Legislation that it passing though the Oireachtas is deemed to have fallen if all stages are not complete when the Dáil is dissolved. Any emergency legislation would have to go through all stages in both houses by Saturday – which seems unlikely. So we may have to wait until the 25th Seanad is elected.
Constitutional crisis anyone?
This gets to the next stage of the process. The President assigns a day for the new Seanad to meet, on the advice of the Taoiseach. Assume we have a new Seanad elected next week, but no newly elected Taoiseach in place to appoint the 11 nominees (as per Article 18.3), can the 49 senators meet to pass this legislation, or do all 60 have to have been signed on to the roll for the 25th Seanad to be fully constituted? Again the Constitution is silent on this. We know that meetings can take place when there are some ‘casual’ vacancies, so all 60 aren’t strictly necessary, but the courts could find either way.
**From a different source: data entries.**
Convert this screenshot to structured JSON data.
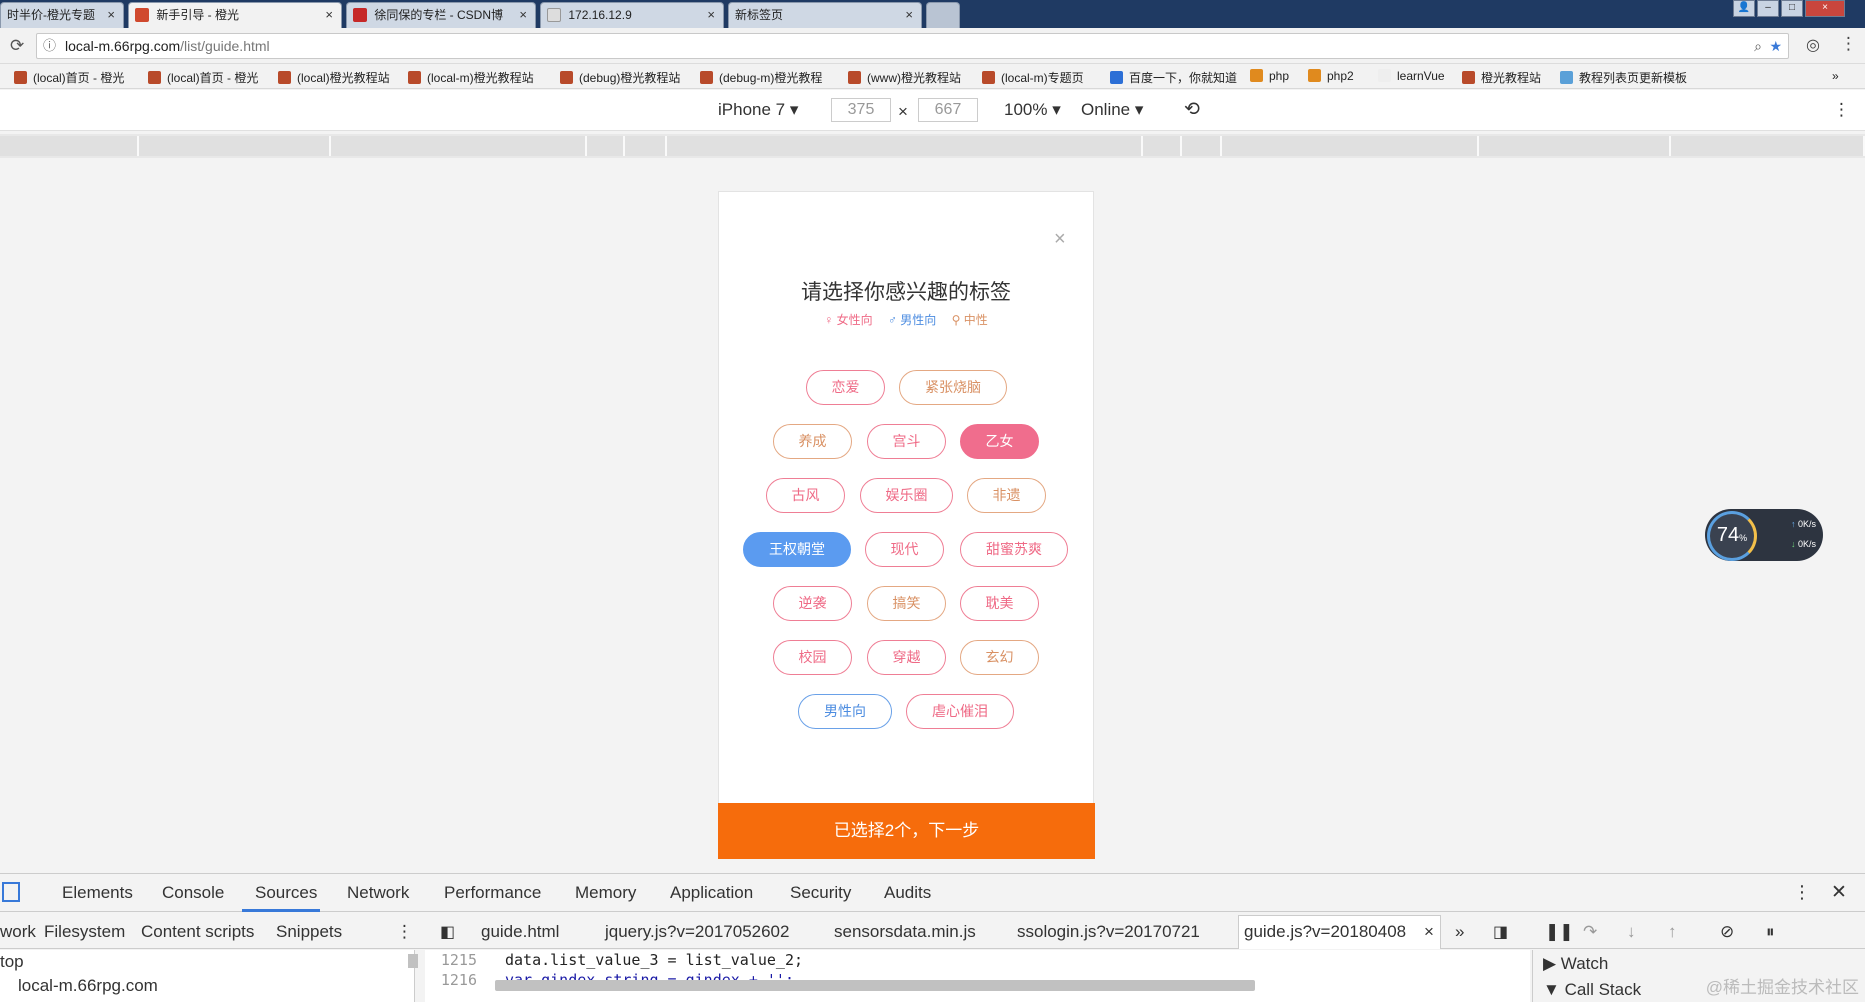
{
  "tabs": [
    {
      "label": "时半价-橙光专题"
    },
    {
      "label": "新手引导 - 橙光"
    },
    {
      "label": "徐同保的专栏 - CSDN博"
    },
    {
      "label": "172.16.12.9"
    },
    {
      "label": "新标签页"
    }
  ],
  "address": {
    "host": "local-m.66rpg.com",
    "path": "/list/guide.html"
  },
  "bookmarks": [
    "(local)首页 - 橙光",
    "(local)首页 - 橙光",
    "(local)橙光教程站",
    "(local-m)橙光教程站",
    "(debug)橙光教程站",
    "(debug-m)橙光教程",
    "(www)橙光教程站",
    "(local-m)专题页",
    "百度一下，你就知道",
    "php",
    "php2",
    "learnVue",
    "橙光教程站",
    "教程列表页更新模板"
  ],
  "device": {
    "name": "iPhone 7",
    "width": "375",
    "x": "×",
    "height": "667",
    "zoom": "100%",
    "network": "Online"
  },
  "modal": {
    "close": "×",
    "title": "请选择你感兴趣的标签",
    "legend": {
      "female": "♀ 女性向",
      "male": "♂ 男性向",
      "neutral": "⚲ 中性"
    },
    "tags": [
      "恋爱",
      "紧张烧脑",
      "养成",
      "宫斗",
      "乙女",
      "古风",
      "娱乐圈",
      "非遗",
      "王权朝堂",
      "现代",
      "甜蜜苏爽",
      "逆袭",
      "搞笑",
      "耽美",
      "校园",
      "穿越",
      "玄幻",
      "男性向",
      "虐心催泪"
    ],
    "next_button": "已选择2个，下一步"
  },
  "netwidget": {
    "percent": "74",
    "unit": "%",
    "up": "0K/s",
    "down": "0K/s"
  },
  "devtools": {
    "tabs": [
      "Elements",
      "Console",
      "Sources",
      "Network",
      "Performance",
      "Memory",
      "Application",
      "Security",
      "Audits"
    ],
    "nav_tabs": [
      "work",
      "Filesystem",
      "Content scripts",
      "Snippets"
    ],
    "files": [
      "guide.html",
      "jquery.js?v=2017052602",
      "sensorsdata.min.js",
      "ssologin.js?v=20170721",
      "guide.js?v=20180408"
    ],
    "tree": [
      "top",
      "local-m.66rpg.com"
    ],
    "code": [
      {
        "line": "1215",
        "text": "data.list_value_3 = list_value_2;"
      },
      {
        "line": "1216",
        "text": "var gindex_string = gindex + '';"
      }
    ],
    "debugger": [
      "Watch",
      "Call Stack"
    ]
  },
  "watermark": "@稀土掘金技术社区",
  "colors": {
    "accent": "#f66c0c",
    "female": "#ef6a86",
    "male": "#4c8ce0",
    "neutral": "#d99164"
  }
}
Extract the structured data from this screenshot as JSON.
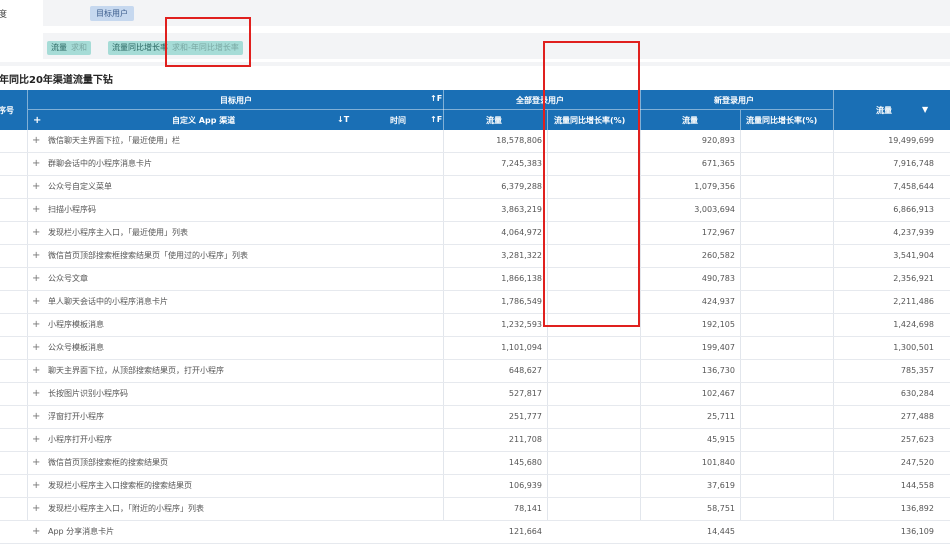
{
  "filters": {
    "row1_label": "度",
    "target_pill": "目标用户",
    "metric_pill_1": {
      "main": "流量",
      "sub": "求和"
    },
    "metric_pill_2": {
      "main": "流量同比增长率",
      "sub": "求和-年同比增长率"
    }
  },
  "report_title": "年同比20年渠道流量下钻",
  "table": {
    "headers": {
      "seq": "序号",
      "target_users": "目标用户",
      "channel": "自定义 App 渠道",
      "time": "时间",
      "all_logged": "全部登录用户",
      "new_logged": "新登录用户",
      "traffic": "流量",
      "growth": "流量同比增长率(%)",
      "traffic_last": "流量",
      "plus": "+"
    },
    "rows": [
      {
        "name": "微信聊天主界面下拉，「最近使用」栏",
        "all": "18,578,806",
        "new": "920,893",
        "total": "19,499,699"
      },
      {
        "name": "群聊会话中的小程序消息卡片",
        "all": "7,245,383",
        "new": "671,365",
        "total": "7,916,748"
      },
      {
        "name": "公众号自定义菜单",
        "all": "6,379,288",
        "new": "1,079,356",
        "total": "7,458,644"
      },
      {
        "name": "扫描小程序码",
        "all": "3,863,219",
        "new": "3,003,694",
        "total": "6,866,913"
      },
      {
        "name": "发现栏小程序主入口，「最近使用」列表",
        "all": "4,064,972",
        "new": "172,967",
        "total": "4,237,939"
      },
      {
        "name": "微信首页顶部搜索框搜索结果页「使用过的小程序」列表",
        "all": "3,281,322",
        "new": "260,582",
        "total": "3,541,904"
      },
      {
        "name": "公众号文章",
        "all": "1,866,138",
        "new": "490,783",
        "total": "2,356,921"
      },
      {
        "name": "单人聊天会话中的小程序消息卡片",
        "all": "1,786,549",
        "new": "424,937",
        "total": "2,211,486"
      },
      {
        "name": "小程序模板消息",
        "all": "1,232,593",
        "new": "192,105",
        "total": "1,424,698"
      },
      {
        "name": "公众号模板消息",
        "all": "1,101,094",
        "new": "199,407",
        "total": "1,300,501"
      },
      {
        "name": "聊天主界面下拉，从顶部搜索结果页，打开小程序",
        "all": "648,627",
        "new": "136,730",
        "total": "785,357"
      },
      {
        "name": "长按图片识别小程序码",
        "all": "527,817",
        "new": "102,467",
        "total": "630,284"
      },
      {
        "name": "浮窗打开小程序",
        "all": "251,777",
        "new": "25,711",
        "total": "277,488"
      },
      {
        "name": "小程序打开小程序",
        "all": "211,708",
        "new": "45,915",
        "total": "257,623"
      },
      {
        "name": "微信首页顶部搜索框的搜索结果页",
        "all": "145,680",
        "new": "101,840",
        "total": "247,520"
      },
      {
        "name": "发现栏小程序主入口搜索框的搜索结果页",
        "all": "106,939",
        "new": "37,619",
        "total": "144,558"
      },
      {
        "name": "发现栏小程序主入口，「附近的小程序」列表",
        "all": "78,141",
        "new": "58,751",
        "total": "136,892"
      },
      {
        "name": "App 分享消息卡片",
        "all": "121,664",
        "new": "14,445",
        "total": "136,109"
      }
    ]
  },
  "icons": {
    "expand": "+",
    "sort": "↓T",
    "sort_alt": "↑F",
    "dropdown": "▼"
  }
}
A Seanad to do any business first has to elect a Cathaoirleach. It would render doubtful the legitimacy of any choice made with just 49 members, and so that election and any legislation passed under her chairmanship might be open to challenge.
There is another possible problem not foreseen in the constitution. What if the government negotiations were to collapse and a new election were called before the new Seanad first meets? There may the requirement to abort the current election before it was complete. Would those senators ‘elected’ be senators and be entitled to rights of former members of the Oireachtas? Or should that election be completed so that there is a Seanad in place, even if it’s for a very short time?
Perhaps we should have just abolished it when we had the chance!